Sedangkan dalam membahas ayat-ayat ber-lafadz yâ ayyuhal-ladzîna âmanû‘ dalam al-Qur’an, peneliti membagi ruang lingkup akhlak tersebut menjadi tiga bagian besar, yaitu pertama, akhlak kepada Allah SWT dan Rasulullah saw.  Akhlak terhadap Allah merupakan sikap atau perbuatan manusia yang seharusnya sebagai makhluk kepada Sang Khalik. Sikap ini dijelaskan di banyak surat dalam al-Qur’an seperti tidak menyekutukan-Nya (QS. An-Nisa’: 116), bertawakal pada-Nya (QS. Ali Imran: 159), mensyukuri nikmat-nikmat-Nya (QS. Al-Baqarah: 152), dan lainnya.
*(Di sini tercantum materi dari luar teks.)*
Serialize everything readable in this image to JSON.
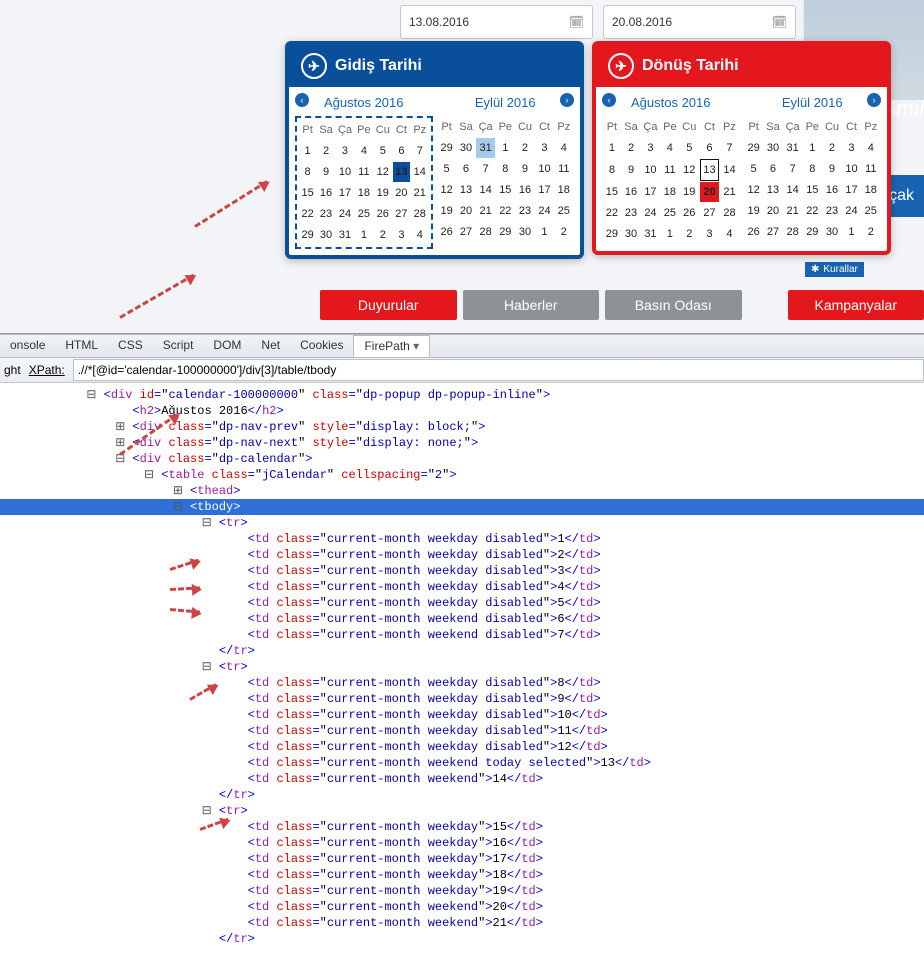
{
  "inputs": {
    "depart": "13.08.2016",
    "return": "20.08.2016"
  },
  "cal": {
    "departTitle": "Gidiş Tarihi",
    "returnTitle": "Dönüş Tarihi",
    "month1": "Ağustos 2016",
    "month2": "Eylül 2016",
    "dow": [
      "Pt",
      "Sa",
      "Ça",
      "Pe",
      "Cu",
      "Ct",
      "Pz"
    ],
    "selDepart": 13,
    "selReturn": 20
  },
  "tabs": {
    "t1": "Duyurular",
    "t2": "Haberler",
    "t3": "Basın Odası",
    "t4": "Kampanyalar"
  },
  "side": {
    "ucak": "Uçak",
    "kurallar": "Kurallar",
    "smile": "Smil"
  },
  "fb": {
    "tabs": [
      "onsole",
      "HTML",
      "CSS",
      "Script",
      "DOM",
      "Net",
      "Cookies",
      "FirePath"
    ],
    "row2_btn1": "ght",
    "row2_label": "XPath:",
    "xpath": ".//*[@id='calendar-100000000']/div[3]/table/tbody",
    "h2": "Ağustos 2016"
  },
  "dom": {
    "calId": "calendar-100000000",
    "popupClass": "dp-popup dp-popup-inline",
    "navPrev": "display: block;",
    "navNext": "display: none;",
    "tableClass": "jCalendar",
    "spacing": "2",
    "rows": [
      [
        {
          "cls": "current-month weekday disabled",
          "v": "1"
        },
        {
          "cls": "current-month weekday disabled",
          "v": "2"
        },
        {
          "cls": "current-month weekday disabled",
          "v": "3"
        },
        {
          "cls": "current-month weekday disabled",
          "v": "4"
        },
        {
          "cls": "current-month weekday disabled",
          "v": "5"
        },
        {
          "cls": "current-month weekend disabled",
          "v": "6"
        },
        {
          "cls": "current-month weekend disabled",
          "v": "7"
        }
      ],
      [
        {
          "cls": "current-month weekday disabled",
          "v": "8"
        },
        {
          "cls": "current-month weekday disabled",
          "v": "9"
        },
        {
          "cls": "current-month weekday disabled",
          "v": "10"
        },
        {
          "cls": "current-month weekday disabled",
          "v": "11"
        },
        {
          "cls": "current-month weekday disabled",
          "v": "12"
        },
        {
          "cls": "current-month weekend today selected",
          "v": "13"
        },
        {
          "cls": "current-month weekend",
          "v": "14"
        }
      ],
      [
        {
          "cls": "current-month weekday",
          "v": "15"
        },
        {
          "cls": "current-month weekday",
          "v": "16"
        },
        {
          "cls": "current-month weekday",
          "v": "17"
        },
        {
          "cls": "current-month weekday",
          "v": "18"
        },
        {
          "cls": "current-month weekday",
          "v": "19"
        },
        {
          "cls": "current-month weekend",
          "v": "20"
        },
        {
          "cls": "current-month weekend",
          "v": "21"
        }
      ]
    ]
  }
}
Kedua, akhlak pribadi dan keluarga yang mencakup bahasan sikap dan profil muslim mulia. Akhlak terhadap sesama manusia, dalam hal ini juga termasuk akhlak terhadap keluarga, merupakan implikasi dari tumbuh dan berkembangnya iman seseorang. Sikap memperlakukan manusia dengan baik merupakan salah satu indikator kuatnya keimanan seseorang. Ajaran Islam yang bersumber pada al-Qur’an dan Hadits mengungkap banyak cara yang dapat dilakukan manusia dalam berinteraksi dengan manusia lain, antara lain senantiasa mengucapkan yang baik dan benar (QS. An-Nûr: 58, QS. Al-Ahzab: 70), tidak mengucilkan seseorang, berprasangka buruk, menceritakan keburukan orang dan memanggil seseorang dengan panggilan buruk (QS. Al-Hujurat: 11-12), dan ayat-ayat lain yang mengungkapkan perilaku manusia terhadap manusia lainnya.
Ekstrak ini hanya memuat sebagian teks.